The communication device could be either one device with two network interfaces or it could be two separate devices with local connectivity between them. If two separate devices are used, each device will provide wide area connection to either the narrowband system or the broadband system. The local connectivity (which could be wirelesses or wired) between the separate devices would provide application clients on the communication devices with access to both wide-area communications links.
Whether operating via a broadband and/or narrowband interface, application client(s) residing within the communication device, in general, need to communicate with application server(s) located on a network. In order to provide the connectivity and ability for applications on the network to connect with clients on the communication device, the applications on the network need to have real-time knowledge of when there is a connection to the communication device. The applications on the network must also know what type of connection is viable at a given time. Both the broadband and narrowband networks are assumed to have an aggregated point, for example, a unified network service-layer routing, that provides a unified view and functionality to all applications in the network. In particular, a presence entity in the network service-layer routing provides the status of each communication device connected to the service-layer routing and the interface(s) for connecting with each communication device at a given time. This availability information allows applications on the network to determine, for example, what type of services to provide and the format of information to be sent to each connected communication device. As both the broadband and narrowband systems have their own coverage areas, the connection status of one or both interfaces may change as the communication device moves throughout a geographical area.
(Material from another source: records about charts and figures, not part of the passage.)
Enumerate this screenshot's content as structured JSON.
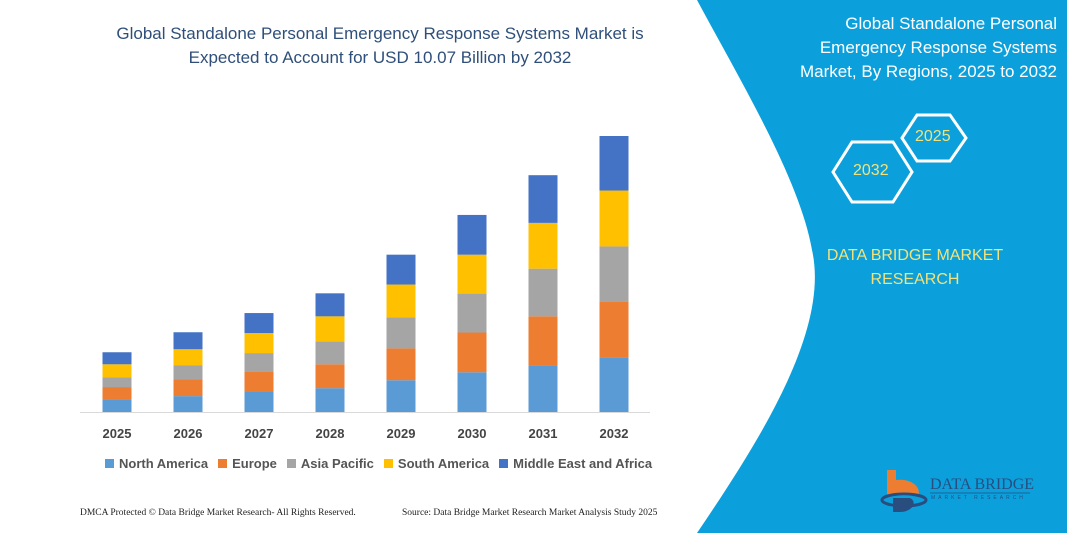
{
  "header": {
    "title_line1": "Global Standalone Personal Emergency Response Systems Market is",
    "title_line2": "Expected to Account for USD 10.07 Billion by 2032"
  },
  "side_panel": {
    "title_line1": "Global Standalone Personal",
    "title_line2": "Emergency Response Systems",
    "title_line3": "Market, By Regions, 2025 to 2032",
    "hex_start": "2025",
    "hex_end": "2032",
    "brand_line1": "DATA BRIDGE MARKET",
    "brand_line2": "RESEARCH",
    "logo_name": "DATA BRIDGE",
    "logo_sub": "MARKET RESEARCH",
    "panel_color": "#0ba0dc",
    "accent_text_color": "#f2e27a"
  },
  "footer": {
    "left": "DMCA Protected © Data Bridge Market Research-  All Rights Reserved.",
    "right": "Source: Data Bridge Market Research  Market Analysis Study 2025"
  },
  "chart_data": {
    "type": "bar",
    "stacked": true,
    "title": "Global Standalone Personal Emergency Response Systems Market is Expected to Account for USD 10.07 Billion by 2032",
    "xlabel": "",
    "ylabel": "",
    "grid": false,
    "legend_position": "bottom",
    "categories": [
      "2025",
      "2026",
      "2027",
      "2028",
      "2029",
      "2030",
      "2031",
      "2032"
    ],
    "series": [
      {
        "name": "North America",
        "color": "#5b9bd5",
        "values": [
          0.47,
          0.58,
          0.73,
          0.87,
          1.16,
          1.45,
          1.71,
          2.0
        ]
      },
      {
        "name": "Europe",
        "color": "#ed7d31",
        "values": [
          0.44,
          0.62,
          0.73,
          0.87,
          1.16,
          1.45,
          1.78,
          2.04
        ]
      },
      {
        "name": "Asia Pacific",
        "color": "#a5a5a5",
        "values": [
          0.36,
          0.51,
          0.69,
          0.84,
          1.13,
          1.42,
          1.74,
          2.0
        ]
      },
      {
        "name": "South America",
        "color": "#ffc000",
        "values": [
          0.47,
          0.58,
          0.73,
          0.91,
          1.2,
          1.42,
          1.67,
          2.04
        ]
      },
      {
        "name": "Middle East and Africa",
        "color": "#4472c4",
        "values": [
          0.44,
          0.62,
          0.73,
          0.84,
          1.09,
          1.45,
          1.74,
          1.99
        ]
      }
    ],
    "ylim": [
      0,
      10.07
    ]
  }
}
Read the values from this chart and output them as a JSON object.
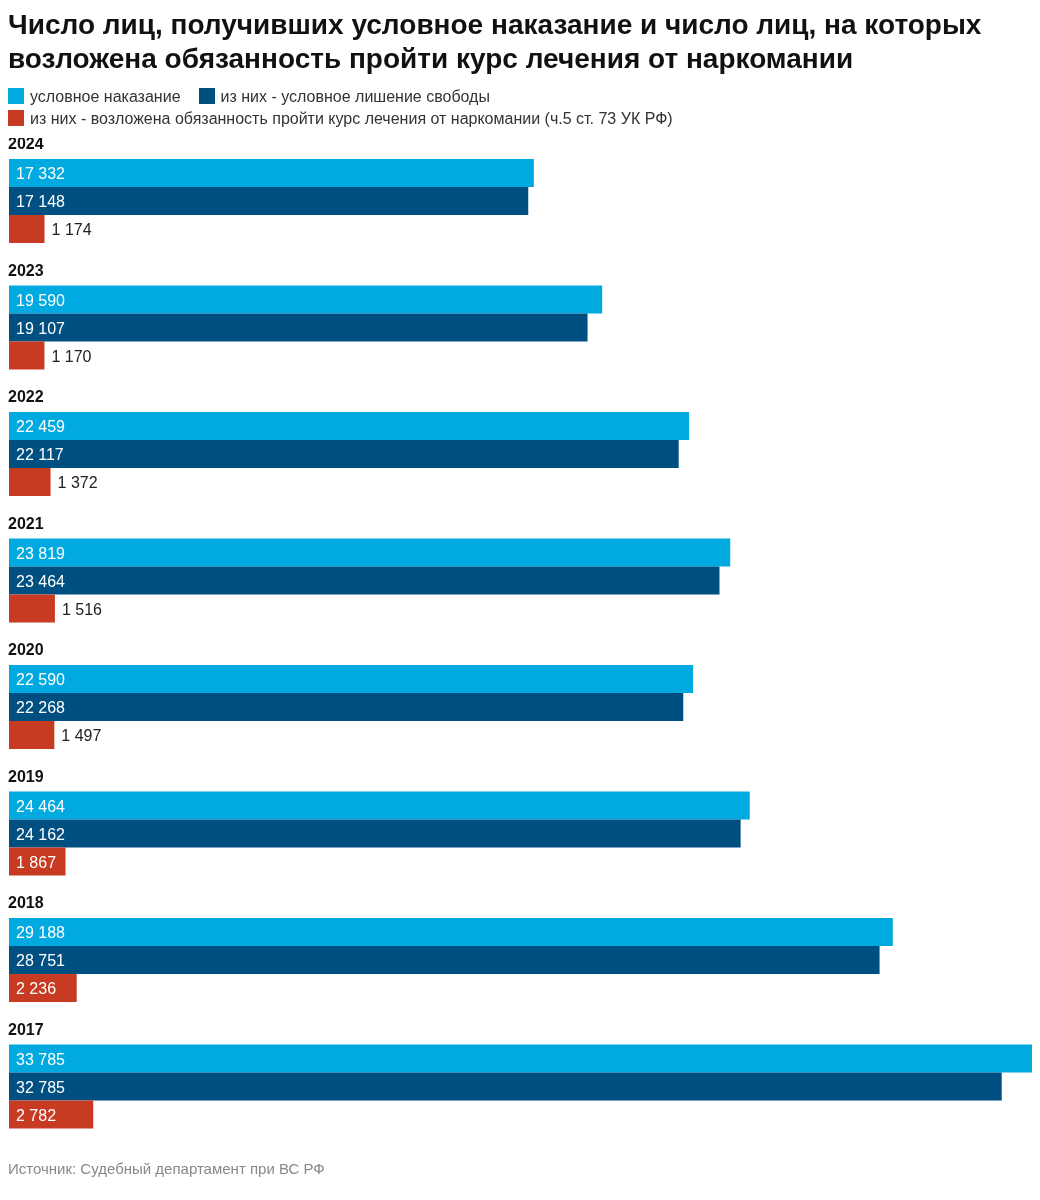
{
  "chart_data": {
    "type": "bar",
    "orientation": "horizontal",
    "title": "Число лиц, получивших условное наказание и число лиц, на которых возложена обязанность пройти курс лечения от наркомании",
    "categories": [
      "2024",
      "2023",
      "2022",
      "2021",
      "2020",
      "2019",
      "2018",
      "2017"
    ],
    "series": [
      {
        "name": "условное наказание",
        "color": "#00a9e0",
        "values": [
          17332,
          19590,
          22459,
          23819,
          22590,
          24464,
          29188,
          33785
        ]
      },
      {
        "name": "из них - условное лишение свободы",
        "color": "#004f81",
        "values": [
          17148,
          19107,
          22117,
          23464,
          22268,
          24162,
          28751,
          32785
        ]
      },
      {
        "name": "из них - возложена обязанность пройти курс лечения от наркомании (ч.5 ст. 73 УК РФ)",
        "color": "#c73b22",
        "values": [
          1174,
          1170,
          1372,
          1516,
          1497,
          1867,
          2236,
          2782
        ]
      }
    ],
    "xlim": [
      0,
      33785
    ],
    "tick_labels": "y",
    "data_labels": true,
    "legend": "top",
    "grid": false,
    "annotations": [
      "Источник: Судебный департамент при ВС РФ"
    ]
  }
}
A current implementation requires constant exchanges of “heart-beat” messages between each communication device interface and the presence server to keep the presence server informed of the communication device connectivity status on the broadband and narrowband systems. This messaging exchange takes place on each respective interface and is typically more frequent over the broadband connection as the communication device is more likely to move in and out of broadband network coverage areas. The messaging exchange has a significant negative impact on the battery life in the communication device. Operating multiple interfaces on the communication device, in addition to potentially having the communication device connected via local wireless personal connection, requires that the communication device have a large battery. This increases the cost associated with the communication device and is likely to negatively impact the use time on a single battery charge. The “heart-beat” messages required for each operating subscriber also results in high traffic load on the network and reduces available network capacity.
Accordingly, there is a need for an improved method and apparatus for maintaining accurate connectivity status for a dual mode communication device while enabling efficient battery use on the communication device.
Skilled artisans will appreciate that elements in the figures are illustrated for simplicity and clarity and have not necessarily been drawn to scale. For example, the dimensions of some of the elements in the figures may be exaggerated relative to other elements to help to improve understanding of embodiments of the present invention.
The apparatus and method components have been represented where appropriate by conventional symbols in the drawings, showing only those specific details that are pertinent to understanding the embodiments of the present invention so as not to obscure the disclosure with details that will be readily apparent to those of ordinary skill in the art having the benefit of the description herein.